ハーゲン・ポアズイユの法則(Hagen-Poiseuille law)は、細い円管(毛細管)内を流れる粘性流体の流量を表す流体力学の基本法則です。19世紀にドイツの物理学者ゴットヒルフ・ハーゲンとフランスの医師ジャン・ルイ・ポアズイユが独立に導出したことから、両者の名を冠しています。

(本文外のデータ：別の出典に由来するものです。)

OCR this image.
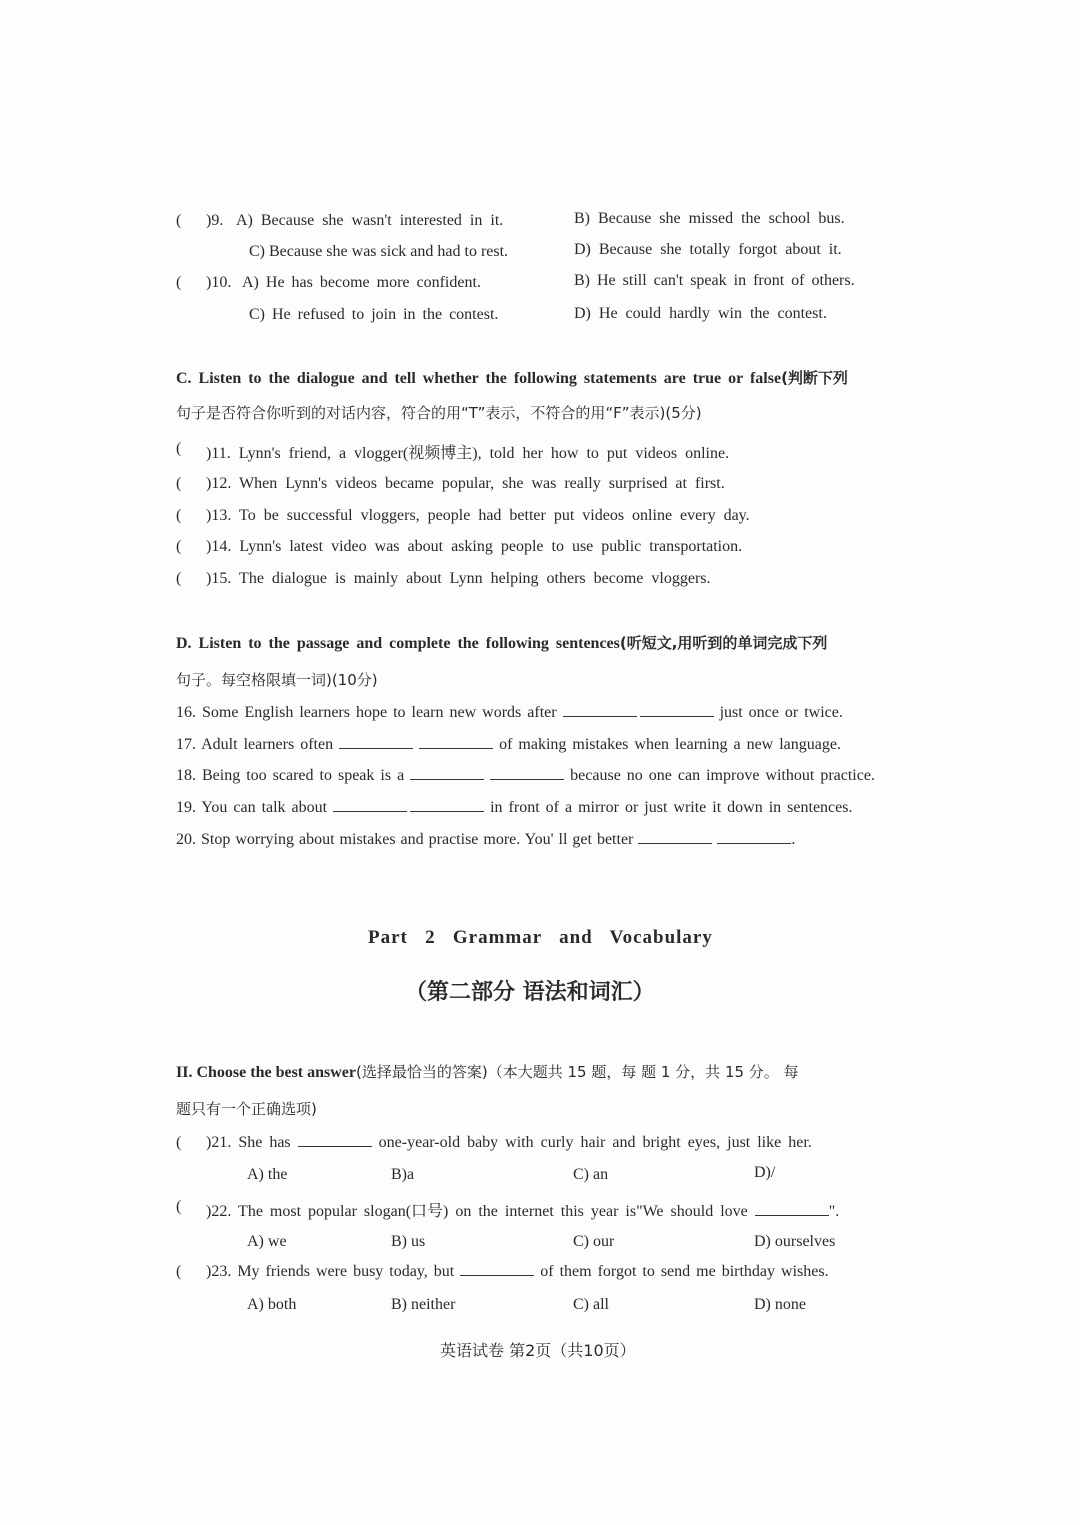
( )9. A) Because she wasn't interested in it.	B) Because she missed the school bus.
C) Because she was sick and had to rest.	D) Because she totally forgot about it.
( )10. A) He has become more confident.	B) He still can't speak in front of others.
C) He refused to join in the contest.	D) He could hardly win the contest.
C. Listen to the dialogue and tell whether the following statements are true or false(判断下列
句子是否符合你听到的对话内容，符合的用“T”表示，不符合的用“F”表示)(5分)
( )11. Lynn's friend, a vlogger(视频博主), told her how to put videos online.
( )12. When Lynn's videos became popular, she was really surprised at first.
( )13. To be successful vloggers, people had better put videos online every day.
( )14. Lynn's latest video was about asking people to use public transportation.
( )15. The dialogue is mainly about Lynn helping others become vloggers.
D. Listen to the passage and complete the following sentences(听短文,用听到的单词完成下列
句子。每空格限填一词)(10分)
16. Some English learners hope to learn new words after	just once or twice.
17. Adult learners often	of making mistakes when learning a new language.
18. Being too scared to speak is a	because no one can improve without practice.
19. You can talk about	in front of a mirror or just write it down in sentences.
20. Stop worrying about mistakes and practise more. You' ll get better	.
Part   2   Grammar   and   Vocabulary
（第二部分 语法和词汇）
II. Choose the best answer(选择最恰当的答案)（本大题共 15 题，每 题 1 分，共 15 分。 每
题只有一个正确选项)
( )21. She has	one-year-old baby with curly hair and bright eyes, just like her.
A) the	B)a	C) an	D)/
( )22. The most popular slogan(口号) on the internet this year is"We should love	".
A) we	B) us	C) our	D) ourselves
( )23. My friends were busy today, but	of them forgot to send me birthday wishes.
A) both	B) neither	C) all	D) none
英语试卷 第2页（共10页）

法則の核心は、体積流量Qが次の要素によって決まるという点です。
- 管の半径の4乗に比例(半径が2倍になると流量は16倍)
- 管の両端の圧力差に比例
- 流体の粘度に反比例
- 管の長さに反比例
特に「半径の4乗」という強い依存性が重要で、管径のわずかな変化が流量に劇的な影響を与えることを意味します。この法則が成立するのは、流れが層流(乱れのない整然とした流れ)であり、流体が圧縮できない均質な粘性流体である場合に限られます。

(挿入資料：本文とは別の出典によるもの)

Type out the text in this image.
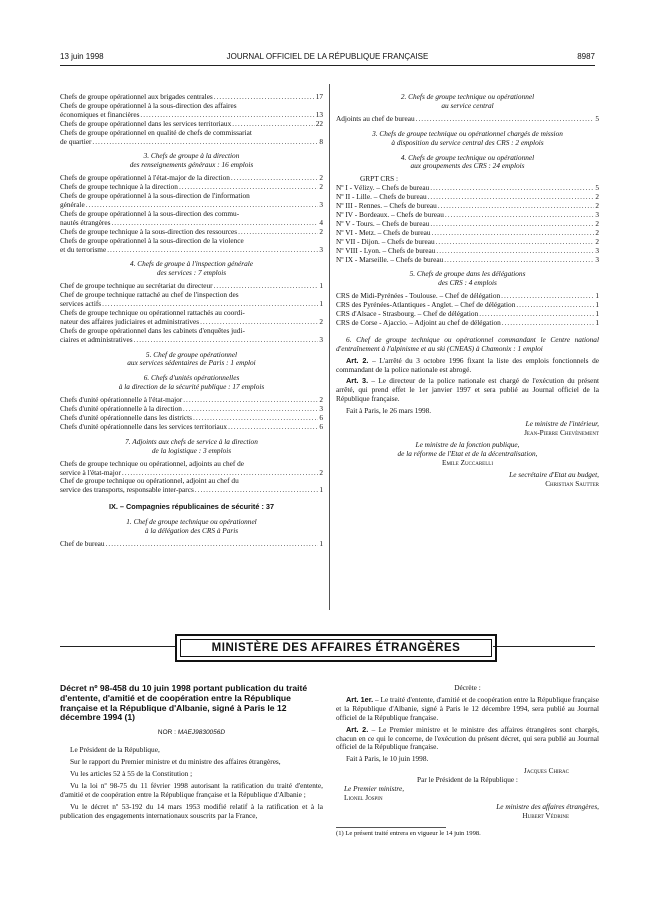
13 juin 1998	JOURNAL OFFICIEL DE LA RÉPUBLIQUE FRANÇAISE	8987
Chefs de groupe opérationnel aux brigades centrales .....	17
Chefs de groupe opérationnel à la sous-direction des affaires
économiques et financières .....	13
Chefs de groupe opérationnel dans les services territoriaux .....	22
Chefs de groupe opérationnel en qualité de chefs de commissariat
de quartier .....	8
3. Chefs de groupe à la direction
des renseignements généraux : 16 emplois
Chefs de groupe opérationnel à l'état-major de la direction .....	2
Chefs de groupe technique à la direction .....	2
Chefs de groupe opérationnel à la sous-direction de l'information
générale .....	3
Chefs de groupe opérationnel à la sous-direction des commu-
nautés étrangères .....	4
Chefs de groupe technique à la sous-direction des ressources .....	2
Chefs de groupe opérationnel à la sous-direction de la violence
et du terrorisme .....	3
4. Chefs de groupe à l'inspection générale
des services : 7 emplois
Chef de groupe technique au secrétariat du directeur .....	1
Chef de groupe technique rattaché au chef de l'inspection des
services actifs .....	1
Chefs de groupe technique ou opérationnel rattachés au coordi-
nateur des affaires judiciaires et administratives .....	2
Chefs de groupe opérationnel dans les cabinets d'enquêtes judi-
ciaires et administratives .....	3
5. Chef de groupe opérationnel
aux services sédentaires de Paris : 1 emploi
6. Chefs d'unités opérationnelles
à la direction de la sécurité publique : 17 emplois
Chefs d'unité opérationnelle à l'état-major .....	2
Chefs d'unité opérationnelle à la direction .....	3
Chefs d'unité opérationnelle dans les districts .....	6
Chefs d'unité opérationnelle dans les services territoriaux .....	6
7. Adjoints aux chefs de service à la direction
de la logistique : 3 emplois
Chefs de groupe technique ou opérationnel, adjoints au chef de
service à l'état-major .....	2
Chef de groupe technique ou opérationnel, adjoint au chef du
service des transports, responsable inter-parcs .....	1
IX. – Compagnies républicaines de sécurité : 37
1. Chef de groupe technique ou opérationnel
à la délégation des CRS à Paris
Chef de bureau .....	1
2. Chefs de groupe technique ou opérationnel
au service central
Adjoints au chef de bureau .....	5
3. Chefs de groupe technique ou opérationnel chargés de mission
à disposition du service central des CRS : 2 emplois
4. Chefs de groupe technique ou opérationnel
aux groupements des CRS : 24 emplois
GRPT CRS :
Nº I - Vélizy. – Chefs de bureau .....	5
Nº II - Lille. – Chefs de bureau .....	2
Nº III - Rennes. – Chefs de bureau .....	2
Nº IV - Bordeaux. – Chefs de bureau .....	3
Nº V - Tours. – Chefs de bureau .....	2
Nº VI - Metz. – Chefs de bureau .....	2
Nº VII - Dijon. – Chefs de bureau .....	2
Nº VIII - Lyon. – Chefs de bureau .....	3
Nº IX - Marseille. – Chefs de bureau .....	3
5. Chefs de groupe dans les délégations
des CRS : 4 emplois
CRS de Midi-Pyrénées - Toulouse. – Chef de délégation .....	1
CRS des Pyrénées-Atlantiques - Anglet. – Chef de délégation .....	1
CRS d'Alsace - Strasbourg. – Chef de délégation .....	1
CRS de Corse - Ajaccio. – Adjoint au chef de délégation .....	1
6. Chef de groupe technique ou opérationnel commandant le Centre national d'entraînement à l'alpinisme et au ski (CNEAS) à Chamonix : 1 emploi
Art. 2. – L'arrêté du 3 octobre 1996 fixant la liste des emplois fonctionnels de commandant de la police nationale est abrogé.
Art. 3. – Le directeur de la police nationale est chargé de l'exécution du présent arrêté, qui prend effet le 1er janvier 1997 et sera publié au Journal officiel de la République française.
Fait à Paris, le 26 mars 1998.
Le ministre de l'intérieur,
Jean-Pierre Chevènement
Le ministre de la fonction publique,
de la réforme de l'Etat et de la décentralisation,
Emile Zuccarelli
Le secrétaire d'Etat au budget,
Christian Sautter
MINISTÈRE DES AFFAIRES ÉTRANGÈRES
Décret nº 98-458 du 10 juin 1998 portant publication du traité d'entente, d'amitié et de coopération entre la République française et la République d'Albanie, signé à Paris le 12 décembre 1994 (1)
NOR : MAEJ9830056D
Le Président de la République,
Sur le rapport du Premier ministre et du ministre des affaires étrangères,
Vu les articles 52 à 55 de la Constitution ;
Vu la loi nº 98-75 du 11 février 1998 autorisant la ratification du traité d'entente, d'amitié et de coopération entre la République française et la République d'Albanie ;
Vu le décret nº 53-192 du 14 mars 1953 modifié relatif à la ratification et à la publication des engagements internationaux souscrits par la France,
Décrète :
Art. 1er. – Le traité d'entente, d'amitié et de coopération entre la République française et la République d'Albanie, signé à Paris le 12 décembre 1994, sera publié au Journal officiel de la République française.
Art. 2. – Le Premier ministre et le ministre des affaires étrangères sont chargés, chacun en ce qui le concerne, de l'exécution du présent décret, qui sera publié au Journal officiel de la République française.
Fait à Paris, le 10 juin 1998.
Jacques Chirac
Par le Président de la République :
Le Premier ministre,
Lionel Jospin
Le ministre des affaires étrangères,
Hubert Védrine
(1) Le présent traité entrera en vigueur le 14 juin 1998.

応用範囲は広く、医学では血管内の血流計算(動脈硬化で血管が狭くなると血流が著しく低下する理由の説明)、化学工学ではパイプラインの設計、さらにマイクロ流体デバイスや点滴の流量管理などでも参照されます。生物学的・工学的な管内流れを扱うあらゆる場面で基礎的な知識として位置づけられています。
使い方・例文
血管が動脈硬化で半分の半径に狭くなると、ハーゲン・ポアズイユの法則から流量は理論上16分の1に低下する計算になり、この法則は心臓病リスクの説明でも引用される。